The healthcare sector has been known for paying dependable dividends and producing strong total returns over time. Among the major pharmaceutical companies, there are a few that stand out as most financially sound, as reflected by their CDS spreads below those of the U.S. Treasuries.
This is the second part of our list; the first section included Bristol Myers Squibb Co. (NYSE:BMY), Eli Lilly & Co. (NYSE:LLY), and Johnson & Johnson (NYSE:JNJ).
Why use CDS spreads?
A credit default swap is essentially like a form of insurance, that two parties can swap between one another for protection against default. When we talk about CDS spreads, we simply mean the amount of “protection” the buyer most pay the seller for taking on its risk of a debt default. The spread is denominated as the percentage of the face value that makes up a CDS’s premium. The lower the spread, the lower the premium, and less risky a buyer is. Searching for low CDS spreads is one method investors can use to parse the market down into companies with the lowest risk profiles.

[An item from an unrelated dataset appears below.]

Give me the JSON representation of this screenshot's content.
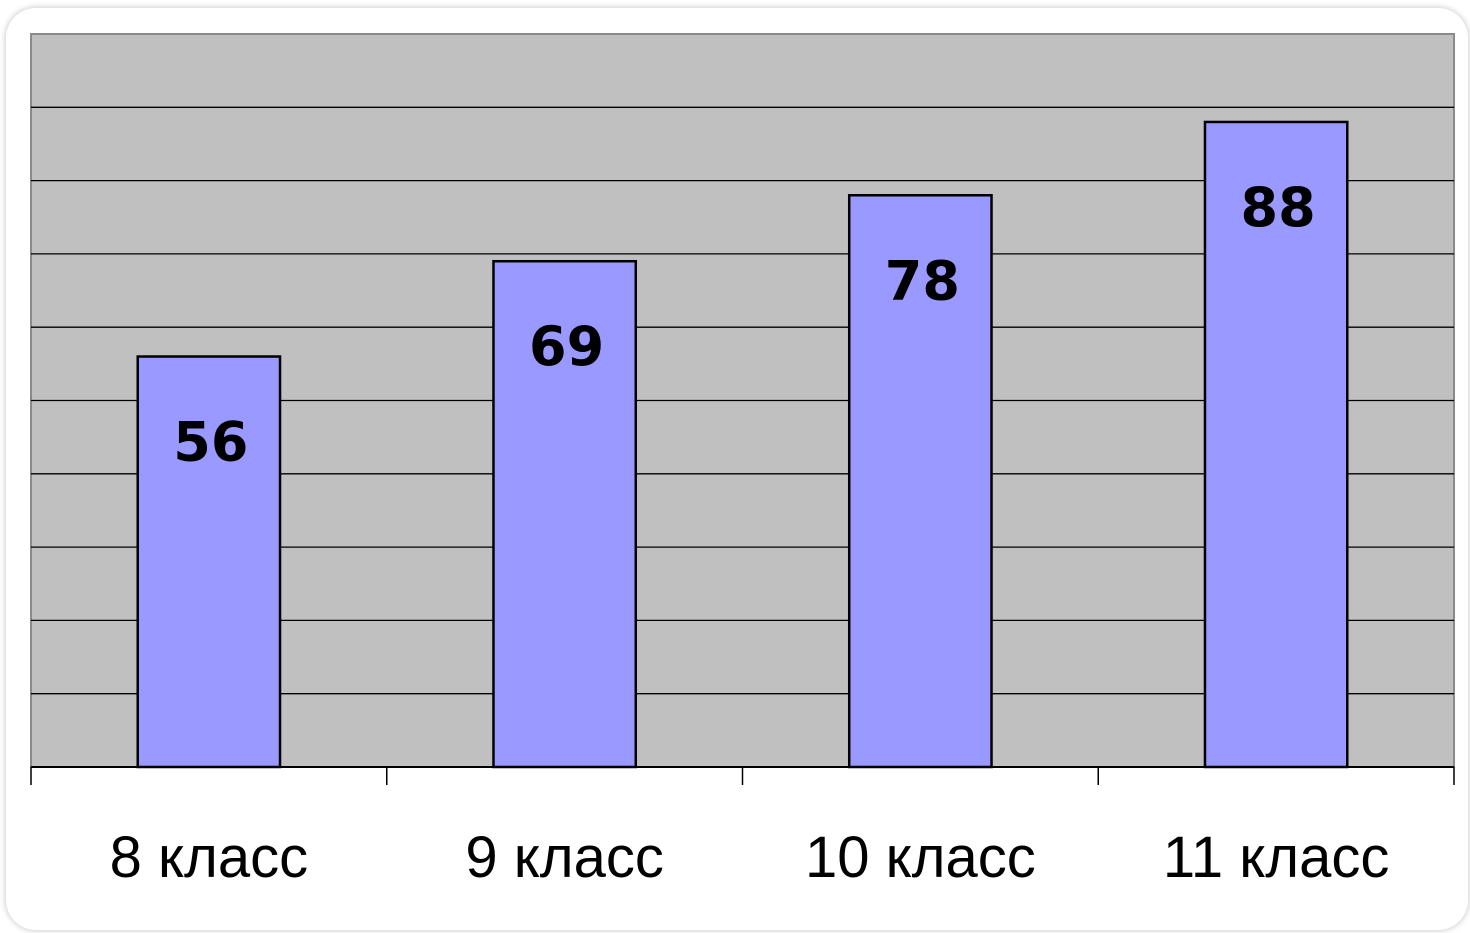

Merck & Co., Inc. (NYSE:MRK), the world’s third-largest drugmaker, pays the highest yield among the six featured stocks. Its current yield is 67 basis points below its five-year average yield. Like its peers, Merck & Co., Inc. (NYSE:MRK) has also experienced a fall in revenues and profitability due to its patent cliff, as its once-biggest selling drug, Singulair, for the treatment of asthma, lost its exclusivity in 2012. However, going forward, the company’s revenues will be supported by the sales of Merck’s other drugs and treatments, including Januvia, Janumet, Gardasil, and Isentress. Merck & Co., Inc. (NYSE:MRK)’s long-term growth potential is significant, based on a slew of new treatments, including those for osteoporosis (Odanacatib), atherosclerosis, thrombosis, and hepatitis C virus.
The company also has a new product under review for insomnia (suvorexant), which could have blockbuster potential. This month, FDA designated Merck’s experimental cancer drug lambrolizumab a “breakthrough therapy,” implying fast-track development and review. Merck & Co., Inc. (NYSE:MRK) is attractively valued, boasting a forward P/E of 13.2x and a price-to-book at the lower end of its historical valuation. The company has paid dividends since 1969. Last quarter, Adage Capital held more than $150 million in Merck. It’s always important to track hedge fund sentiment, because it can beat the market by 18 percentage points a year.
Novartis AG (ADR) (NYSE:NVS) a Swiss multinational drugmaker, also offers an attractive yield that is about 30 basis points above the company’s average over the past five years. Novartis AG (ADR) (NYSE:NVS) is pursuing a robust pipeline of new drugs to mitigate the anticipated sales drop due to generic competition for some of its top-selling drugs, such as antihypertensive treatment Diovan and cancer treatment Femara.
By 2017, the company plans to release 14 or more new blockbuster drugs to treat cancer, heart, and respiratory diseases. Its advanced breast cancer drug Afinitor, also approved for kidney and lung cancer, could hit sales of $2 billion within five years. Among the promising new treatments is also Novartis AG (ADR) (NYSE:NVS)’ LDK378 compound, which the U.S. FDA recently designated a “breakthrough therapy” for the treatment of a type of non-small cell lung cancer.
Among the not so flattering developments are two recent civil-fraud lawsuits filed against Novartis AG (ADR) (NYSE:NVS) for giving discounts and rebates to pharmacies and multimillion kickbacks to doctors who prescribed its drugs. Novartis AG (ADR) (NYSE:NVS) is trading at 14.5x forward earnings. The stock is popular with billionaire Ken Fisher.